Re: Ooohhhhh » karen_kay

Posted by AuntieMel on December 29, 2006, at 15:47:07

In reply to (((((auntie mel))))) » AuntieMel, posted by karen_kay on December 28, 2006, at 14:07:59

Over your knee? Could be fun.

Thanks for understanding. And I'm doing fine, considering.

 

Re: Ooohhhhh » AuntieMel

Posted by karen_kay on December 29, 2006, at 16:05:21

In reply to Re: Ooohhhhh » karen_kay, posted by AuntieMel on December 29, 2006, at 15:47:07

you reminded me a little of me when you posted that. and i understood it completely. geez, you try to liven a situation up a bit (and that can be very helpful btw. my husband and i fight all the time and sometimes in the middle of a fight i'll say something stupid and it helps. not that you said anything stupid. geez, i give up.

but, i felt bad for you anyway. doesn't seem fair that someone tries to help and it gets taken the wrong way completely. see, you may feel a bit better now, because everyone'll say i'm being insensitive. (grunt)

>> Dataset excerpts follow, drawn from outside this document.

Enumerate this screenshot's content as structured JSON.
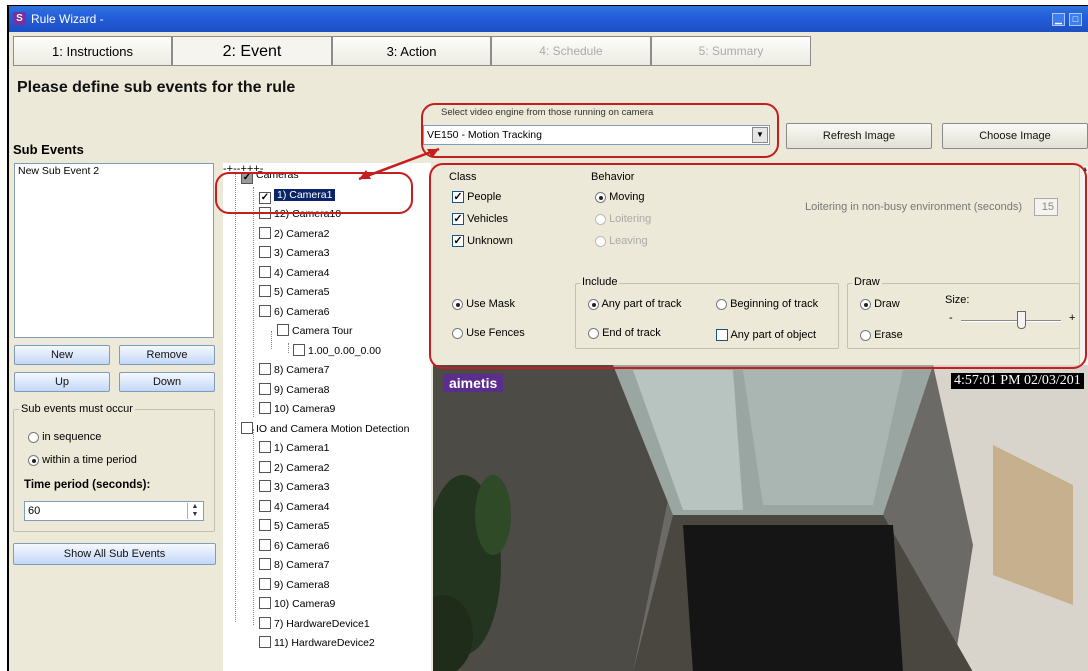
{
  "window": {
    "title": "Rule Wizard -",
    "icon_letter": "S"
  },
  "tabs": [
    {
      "label": "1: Instructions",
      "state": "normal"
    },
    {
      "label": "2: Event",
      "state": "active"
    },
    {
      "label": "3: Action",
      "state": "normal"
    },
    {
      "label": "4: Schedule",
      "state": "disabled"
    },
    {
      "label": "5: Summary",
      "state": "disabled"
    }
  ],
  "page_title": "Please define sub events for the rule",
  "sub_events": {
    "heading": "Sub Events",
    "items": [
      "New Sub Event 2"
    ],
    "buttons": {
      "new": "New",
      "remove": "Remove",
      "up": "Up",
      "down": "Down"
    },
    "order_group": {
      "caption": "Sub events must occur",
      "options": [
        "in sequence",
        "within a time period"
      ],
      "selected": "within a time period"
    },
    "time_period": {
      "label": "Time period (seconds):",
      "value": "60"
    },
    "show_all": "Show All Sub Events"
  },
  "tree": [
    {
      "label": "Cameras",
      "checked": "partial"
    },
    {
      "label": "1) Camera1",
      "checked": true,
      "selected": true
    },
    {
      "label": "12) Camera10",
      "checked": false
    },
    {
      "label": "2) Camera2",
      "checked": false
    },
    {
      "label": "3) Camera3",
      "checked": false
    },
    {
      "label": "4) Camera4",
      "checked": false
    },
    {
      "label": "5) Camera5",
      "checked": false
    },
    {
      "label": "6) Camera6",
      "checked": false
    },
    {
      "label": "Camera Tour",
      "checked": false
    },
    {
      "label": "1.00_0.00_0.00",
      "checked": false
    },
    {
      "label": "8) Camera7",
      "checked": false
    },
    {
      "label": "9) Camera8",
      "checked": false
    },
    {
      "label": "10) Camera9",
      "checked": false
    },
    {
      "label": "IO and Camera Motion Detection",
      "checked": false
    },
    {
      "label": "1) Camera1",
      "checked": false
    },
    {
      "label": "2) Camera2",
      "checked": false
    },
    {
      "label": "3) Camera3",
      "checked": false
    },
    {
      "label": "4) Camera4",
      "checked": false
    },
    {
      "label": "5) Camera5",
      "checked": false
    },
    {
      "label": "6) Camera6",
      "checked": false
    },
    {
      "label": "8) Camera7",
      "checked": false
    },
    {
      "label": "9) Camera8",
      "checked": false
    },
    {
      "label": "10) Camera9",
      "checked": false
    },
    {
      "label": "7) HardwareDevice1",
      "checked": false
    },
    {
      "label": "11) HardwareDevice2",
      "checked": false
    }
  ],
  "engine": {
    "label": "Select video engine from those running on camera",
    "value": "VE150 - Motion Tracking",
    "refresh": "Refresh Image",
    "choose": "Choose Image"
  },
  "settings": {
    "class": {
      "caption": "Class",
      "options": [
        {
          "label": "People",
          "checked": true
        },
        {
          "label": "Vehicles",
          "checked": true
        },
        {
          "label": "Unknown",
          "checked": true
        }
      ]
    },
    "behavior": {
      "caption": "Behavior",
      "options": [
        {
          "label": "Moving",
          "selected": true,
          "enabled": true
        },
        {
          "label": "Loitering",
          "selected": false,
          "enabled": false
        },
        {
          "label": "Leaving",
          "selected": false,
          "enabled": false
        }
      ]
    },
    "loiter": {
      "label": "Loitering in non-busy environment (seconds)",
      "value": "15"
    },
    "mask": {
      "options": [
        "Use Mask",
        "Use Fences"
      ],
      "selected": "Use Mask"
    },
    "include": {
      "caption": "Include",
      "options": [
        "Any part of track",
        "Beginning of track",
        "End of track"
      ],
      "selected": "Any part of track",
      "object_label": "Any part of object",
      "object_checked": false
    },
    "draw": {
      "caption": "Draw",
      "options": [
        "Draw",
        "Erase"
      ],
      "selected": "Draw",
      "size_label": "Size:",
      "minus": "-",
      "plus": "+",
      "size_level": 0.6
    }
  },
  "video": {
    "brand": "aimetis",
    "timestamp": "4:57:01 PM 02/03/201"
  },
  "colors": {
    "title_bar": "#245edb",
    "selection": "#0a246a",
    "annotation_red": "#c41e1e"
  }
}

back to that spanking.....

kk

 

Re: Ooohhhhh » karen_kay

Posted by Declan on December 29, 2006, at 16:35:34

In reply to Re: Ooohhhhh » AuntieMel, posted by karen_kay on December 29, 2006, at 16:05:21

We couldn't have, like, a Spanking Board, could we?

How would it work?

 

Lou's response to aspects of kk's post

Posted by Lou Pilder on December 29, 2006, at 16:47:34

In reply to Re: Ooohhhhh » AuntieMel, posted by karen_kay on December 29, 2006, at 16:05:21

> you reminded me a little of me when you posted that. and i understood it completely. geez, you try to liven a situation up a bit (and that can be very helpful btw. my husband and i fight all the time and sometimes in the middle of a fight i'll say something stupid and it helps. not that you said anything stupid. geez, i give up.
>
> but, i felt bad for you anyway. doesn't seem fair that someone tries to help and it gets taken the wrong way completely. see, you may feel a bit better now, because everyone'll say i'm being insensitive. (grunt)
>
> back to that spanking.....
>
> kk

Friends,
It is written here,[...g*ez, you try to liven up a situation...it gets >taken the wrong way {completly}<...back to that...].
I have a different point of view to the aspects of this and could email with anyone if they like to see my perspective.